Either way, there has been a history of abuse at Bagram:
The original U.S. prison, established early in 2002, was the main screening site for those captured by Americans and their allies during initial fighting in Afghanistan. At least two detainees died there in December 2002 after being beaten by U.S. troops. While conditions are said to have improved since then, hundreds of prisoners remain in wire mesh pens edged with coils of razor wire, and earlier this year U.S. military officials revealed that a Bagram interrogator had been convicted of assaulting an Afghan detainee who later died. Just last month, the military issued a statement saying it would investigate whether a pair of U.S. soldiers had abused Afghan detainees.
This base was also mentioned in memos released by the Senate Armed Services Committee as one where the military intentionally hid abused detainees from the Red Cross.

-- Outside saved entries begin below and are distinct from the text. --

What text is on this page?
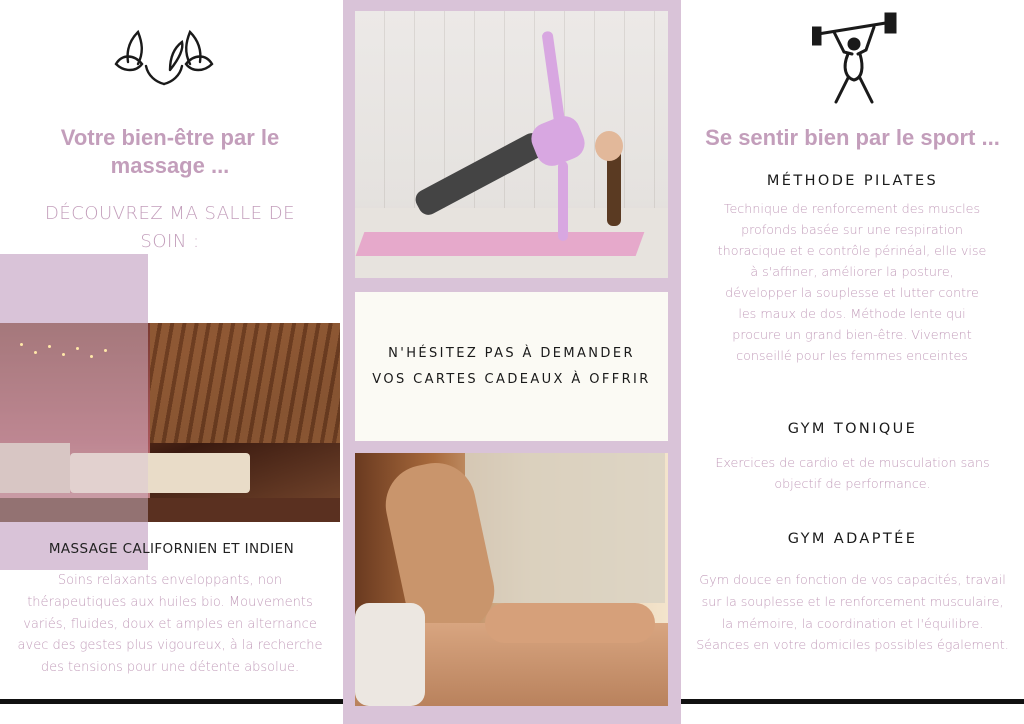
Votre bien-être par le massage ...
DÉCOUVREZ MA SALLE DE SOIN :
MASSAGE CALIFORNIEN ET INDIEN
Soins relaxants enveloppants, non thérapeutiques aux huiles bio. Mouvements variés, fluides, doux et amples en alternance avec des gestes plus vigoureux, à la recherche des tensions pour une détente absolue.
N'HÉSITEZ PAS À DEMANDER VOS CARTES CADEAUX À OFFRIR
Se sentir bien par le sport ...
MÉTHODE PILATES
Technique de renforcement des muscles profonds basée sur une respiration thoracique et e contrôle périnéal, elle vise à s'affiner, améliorer la posture, développer la souplesse et lutter contre les maux de dos. Méthode lente qui procure un grand bien-être. Vivement conseillé pour les femmes enceintes
GYM TONIQUE
Exercices de cardio et de musculation sans objectif de performance.
GYM ADAPTÉE
Gym douce en fonction de vos capacités, travail sur la souplesse et le renforcement musculaire, la mémoire, la coordination et l'équilibre. Séances en votre domiciles possibles également.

Ed Brayton is a journalist, commentator and speaker. He is the co-founder and president of 

Comments
The documentary "Taxi to the Dark Side" covers the abuse meted out in our Afghanistan prisons, I highly recommend seeing it: http://www.amazon.com/Taxi-Dark-Side-Alex-Gibney/dp/B001BEK8FQ/ref=pd_bbs_sr_1?ie=UTF8&s=dvd&qid=1231684438&sr=8-1
We have U.S. soldiers in prison for torturous and even murderous acts, though not the officers and elected officials who established the initial process that resulted in such outcomes. "Taxi" even tells the story of a complete innocent who was tortured and murdered by our soldiers in that prison. This documentary is somewhat redundant to the great PBS produced documentary, "Torturing Democracy", which can be easily viewed online for free, though I recommend watching both: http://www.torturingdemocracy.org/
Also, the NYTs listed Jane Mayer's book, "The Dark Side: The Inside Story of How the War on Terror Turned Into a War on American Ideals" as one of only five non-fiction books on its 10 Best Books of 2008, and only one of two nonfiction books covering current events. Mayer's book has become one of the most authoritative books on how and why America tortured, nicely adding to Jack Goldsmith's initial warnings of the unconstitutional policies by Bush by fleshing out how Bush's policy positions turned into torture and murder.